2009年10月04日 21時51分11秒 | 小説系
     霊(たま)の十日間2

 本、本、本。
 森の木のように本が並んでいた。
 その真ん中に、一人の男が腰掛けていた。腰掛けまで本である。
 しかも著者はそのどれもが「石動鉋(いするぎかんな)」となっている。
 健介の父は作家のようだった。著作で部屋が埋まりそうなほどである。
「よく来たね健介。父さんにすべてまかせておきなさい」
 呆然として部屋に入る健介。
 ドアはひとりでに閉まった。
 ……やばい。
 そう思った時にはもう遅かった。
 石動鉋の瞳がこちらを向く。
「猫の幽体か」
 体が石になったように動かない。
『やぁ、猫の幽体がいったい何の用だい』と。
 石動鉋の思念波が飛んで来た。
 こちらも同じ波長の思念波で答える。
『ご心配なく。あなたの邪魔をするつもりはありませんよ』
『だったらいいんだけどね』
 と。金縛りは解けた。存外、話のわかる男のようである。
「健介。疫幽(えきゆら)さんのところには猫でも居るのかい」
「な、なんで知っているんですか、お父さん」
 驚いた様子で健介は言った。
「ははは。父さんはなんでも知っているよ。だから心配しなくていいんだ。悩んでいることがあるんだろう? 話してみなさい」
 健介は安心した様子で語り出した。
「ぼ、僕……今日、ハナちゃんと木に登って遊んでたんです。それで、『あの枝まで行って先にタッチしたほうの勝ちだからね』って競争したんです。僕はすぐに着いて、まだずっと下のほうで戸惑っているハナちゃんに、『ハナちゃんも早く来なよ!』って急(せ)かしてしまったんです。ハナちゃんは、途中まで来たところで細い枝に体重をかけたせいで枝が折れて、体勢を崩して頭から落ちて行ったんです」
 そして、その落ちる瞬間。
 儚は、たまたま下で寝ていた霊(たま)にぶつかった。
 というより。
 二人の様子を上から眺めようとして睡眠状態になったその瞬間に、儚が落ちて来たんである。
 まるで隕石と隕石が衝突するように。
 霊の魂と儚の魂が衝突した。
 その結果。
 儚の魂が欠けて、その破片が霊の魂に癒着したのだ。
 この時、霊に儚の魂のかけらがくっつかなければ。
 魂だけの霊(れい)となった儚に、霊(たま)の姿は見えなかっただろう。
 ただ普通に幽霊になっていたなら、彼女には疫幽の「人間」しか見えなかった。「猫」である霊(たま)が見えたのは、疫幽儚という人間の魂のかけらが霊の中に宿っていたからなのだ。

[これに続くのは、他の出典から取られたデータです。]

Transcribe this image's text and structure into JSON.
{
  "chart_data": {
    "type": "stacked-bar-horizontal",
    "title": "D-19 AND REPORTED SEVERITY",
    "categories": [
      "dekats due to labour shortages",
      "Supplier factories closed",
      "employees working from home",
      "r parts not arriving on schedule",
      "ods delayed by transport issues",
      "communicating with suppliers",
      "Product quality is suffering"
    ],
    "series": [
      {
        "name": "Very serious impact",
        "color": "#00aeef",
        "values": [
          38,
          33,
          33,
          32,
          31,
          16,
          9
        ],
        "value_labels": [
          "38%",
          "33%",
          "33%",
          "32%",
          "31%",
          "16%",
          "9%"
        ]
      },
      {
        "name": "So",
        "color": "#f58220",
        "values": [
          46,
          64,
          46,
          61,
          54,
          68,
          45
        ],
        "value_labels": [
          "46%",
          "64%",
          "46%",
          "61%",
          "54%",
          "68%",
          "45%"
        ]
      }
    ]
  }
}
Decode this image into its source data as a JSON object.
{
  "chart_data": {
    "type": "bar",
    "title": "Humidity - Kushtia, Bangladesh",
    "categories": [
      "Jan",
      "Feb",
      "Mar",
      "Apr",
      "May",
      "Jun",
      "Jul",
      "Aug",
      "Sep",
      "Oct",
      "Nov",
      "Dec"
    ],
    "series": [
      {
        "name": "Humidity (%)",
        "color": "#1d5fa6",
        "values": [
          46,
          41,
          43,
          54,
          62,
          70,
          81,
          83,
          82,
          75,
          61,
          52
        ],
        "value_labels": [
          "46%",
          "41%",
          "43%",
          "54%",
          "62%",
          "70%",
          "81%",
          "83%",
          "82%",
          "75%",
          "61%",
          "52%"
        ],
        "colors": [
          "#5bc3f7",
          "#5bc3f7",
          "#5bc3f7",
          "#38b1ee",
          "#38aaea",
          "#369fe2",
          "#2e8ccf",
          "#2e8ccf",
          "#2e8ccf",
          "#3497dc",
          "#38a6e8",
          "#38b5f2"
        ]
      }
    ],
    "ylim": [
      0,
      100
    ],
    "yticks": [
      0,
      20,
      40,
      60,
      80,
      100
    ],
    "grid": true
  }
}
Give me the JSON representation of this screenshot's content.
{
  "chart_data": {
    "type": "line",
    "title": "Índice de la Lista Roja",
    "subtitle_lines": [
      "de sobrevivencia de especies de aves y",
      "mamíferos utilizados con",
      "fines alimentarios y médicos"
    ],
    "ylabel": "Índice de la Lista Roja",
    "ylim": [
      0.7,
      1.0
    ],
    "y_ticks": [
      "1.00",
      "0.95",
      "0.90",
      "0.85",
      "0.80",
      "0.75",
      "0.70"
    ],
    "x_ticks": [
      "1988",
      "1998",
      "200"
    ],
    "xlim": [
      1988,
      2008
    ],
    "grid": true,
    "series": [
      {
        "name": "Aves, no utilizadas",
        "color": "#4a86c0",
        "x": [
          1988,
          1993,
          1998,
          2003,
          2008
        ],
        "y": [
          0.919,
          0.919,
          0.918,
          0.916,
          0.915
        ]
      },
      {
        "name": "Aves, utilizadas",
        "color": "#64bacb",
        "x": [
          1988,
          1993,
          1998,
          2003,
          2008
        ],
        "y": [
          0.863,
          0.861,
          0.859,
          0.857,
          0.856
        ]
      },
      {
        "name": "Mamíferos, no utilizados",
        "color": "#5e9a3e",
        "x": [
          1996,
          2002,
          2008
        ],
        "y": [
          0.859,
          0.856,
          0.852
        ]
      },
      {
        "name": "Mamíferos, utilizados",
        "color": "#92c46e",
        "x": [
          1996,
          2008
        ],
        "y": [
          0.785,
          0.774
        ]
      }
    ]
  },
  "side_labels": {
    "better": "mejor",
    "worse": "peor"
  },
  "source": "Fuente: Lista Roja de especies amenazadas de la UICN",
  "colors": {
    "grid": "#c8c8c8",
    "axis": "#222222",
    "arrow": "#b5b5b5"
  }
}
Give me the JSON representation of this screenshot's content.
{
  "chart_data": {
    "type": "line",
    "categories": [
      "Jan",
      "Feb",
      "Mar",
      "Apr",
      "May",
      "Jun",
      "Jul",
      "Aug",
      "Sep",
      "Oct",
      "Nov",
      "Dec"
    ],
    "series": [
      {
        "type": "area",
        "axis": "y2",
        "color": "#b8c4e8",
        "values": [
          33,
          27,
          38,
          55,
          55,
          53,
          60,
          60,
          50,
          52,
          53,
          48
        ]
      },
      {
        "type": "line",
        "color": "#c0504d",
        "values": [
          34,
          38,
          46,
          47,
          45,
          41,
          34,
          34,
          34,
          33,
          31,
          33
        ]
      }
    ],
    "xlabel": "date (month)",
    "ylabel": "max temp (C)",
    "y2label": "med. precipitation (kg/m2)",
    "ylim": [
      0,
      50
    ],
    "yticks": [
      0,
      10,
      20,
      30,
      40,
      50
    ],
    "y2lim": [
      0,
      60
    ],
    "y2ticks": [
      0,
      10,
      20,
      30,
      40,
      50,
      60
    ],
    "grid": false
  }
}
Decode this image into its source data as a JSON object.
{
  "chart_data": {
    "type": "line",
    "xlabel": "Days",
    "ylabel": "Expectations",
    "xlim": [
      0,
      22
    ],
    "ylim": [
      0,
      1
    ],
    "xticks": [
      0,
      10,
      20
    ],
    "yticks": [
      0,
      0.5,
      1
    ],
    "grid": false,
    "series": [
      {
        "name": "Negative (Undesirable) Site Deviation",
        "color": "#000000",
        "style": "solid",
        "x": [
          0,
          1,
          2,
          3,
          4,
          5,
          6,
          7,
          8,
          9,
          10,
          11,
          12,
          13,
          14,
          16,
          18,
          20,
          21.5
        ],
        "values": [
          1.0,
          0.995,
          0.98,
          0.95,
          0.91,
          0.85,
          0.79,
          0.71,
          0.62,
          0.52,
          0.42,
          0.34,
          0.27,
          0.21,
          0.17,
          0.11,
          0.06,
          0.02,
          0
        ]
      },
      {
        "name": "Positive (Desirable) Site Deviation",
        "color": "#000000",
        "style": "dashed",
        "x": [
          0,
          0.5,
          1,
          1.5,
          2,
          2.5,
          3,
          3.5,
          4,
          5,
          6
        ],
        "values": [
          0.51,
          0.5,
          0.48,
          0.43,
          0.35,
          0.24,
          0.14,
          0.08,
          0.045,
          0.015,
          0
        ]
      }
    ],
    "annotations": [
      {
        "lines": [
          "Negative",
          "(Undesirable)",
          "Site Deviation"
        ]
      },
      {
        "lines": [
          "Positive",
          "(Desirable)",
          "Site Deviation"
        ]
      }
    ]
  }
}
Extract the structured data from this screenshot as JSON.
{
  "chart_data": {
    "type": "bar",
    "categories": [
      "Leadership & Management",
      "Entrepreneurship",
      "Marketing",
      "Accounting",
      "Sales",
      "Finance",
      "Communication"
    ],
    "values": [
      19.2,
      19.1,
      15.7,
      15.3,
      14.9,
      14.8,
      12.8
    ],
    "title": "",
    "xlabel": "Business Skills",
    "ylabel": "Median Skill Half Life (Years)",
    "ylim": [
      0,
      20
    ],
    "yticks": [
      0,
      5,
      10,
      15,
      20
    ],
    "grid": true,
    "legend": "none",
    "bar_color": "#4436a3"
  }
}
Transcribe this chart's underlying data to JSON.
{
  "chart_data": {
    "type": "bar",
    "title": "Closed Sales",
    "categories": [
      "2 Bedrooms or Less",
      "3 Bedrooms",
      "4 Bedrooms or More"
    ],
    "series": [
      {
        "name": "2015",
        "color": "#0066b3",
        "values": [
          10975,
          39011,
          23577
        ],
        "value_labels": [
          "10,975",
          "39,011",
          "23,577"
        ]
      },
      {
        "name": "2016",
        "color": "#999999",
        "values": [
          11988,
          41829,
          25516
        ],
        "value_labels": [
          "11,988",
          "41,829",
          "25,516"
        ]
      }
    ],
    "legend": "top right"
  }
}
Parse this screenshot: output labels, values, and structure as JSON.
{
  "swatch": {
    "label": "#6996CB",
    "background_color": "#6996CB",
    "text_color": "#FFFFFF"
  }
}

 つまり、今そうやって見ているきみは、不完全な疫幽儚の魂なのである。
 …………
 私が――疫幽儚の魂。
 少し、記憶の旅からはずれた。
 疫幽家の人間だけでなく、猫の霊――血の繋がりのない者――が見えたのは、私(はかな)の魂の破片が霊に宿っているからだったのだ。
 本来なら、血の繋がった家族しか見えなかった。
 自分が疫幽儚の魂であることもわからず、私の体――
 ――そうだ。
 私が疫幽儚なのなら。
 今、疫幽の家にいるあの儚は何なのか。
 体は儚だし、自分を儚だと自覚している、あの少女は一体……
 その答えも霊(たま)は知っているのだろう……。
 私、疫幽儚は再び霊の記憶に意識を集中した。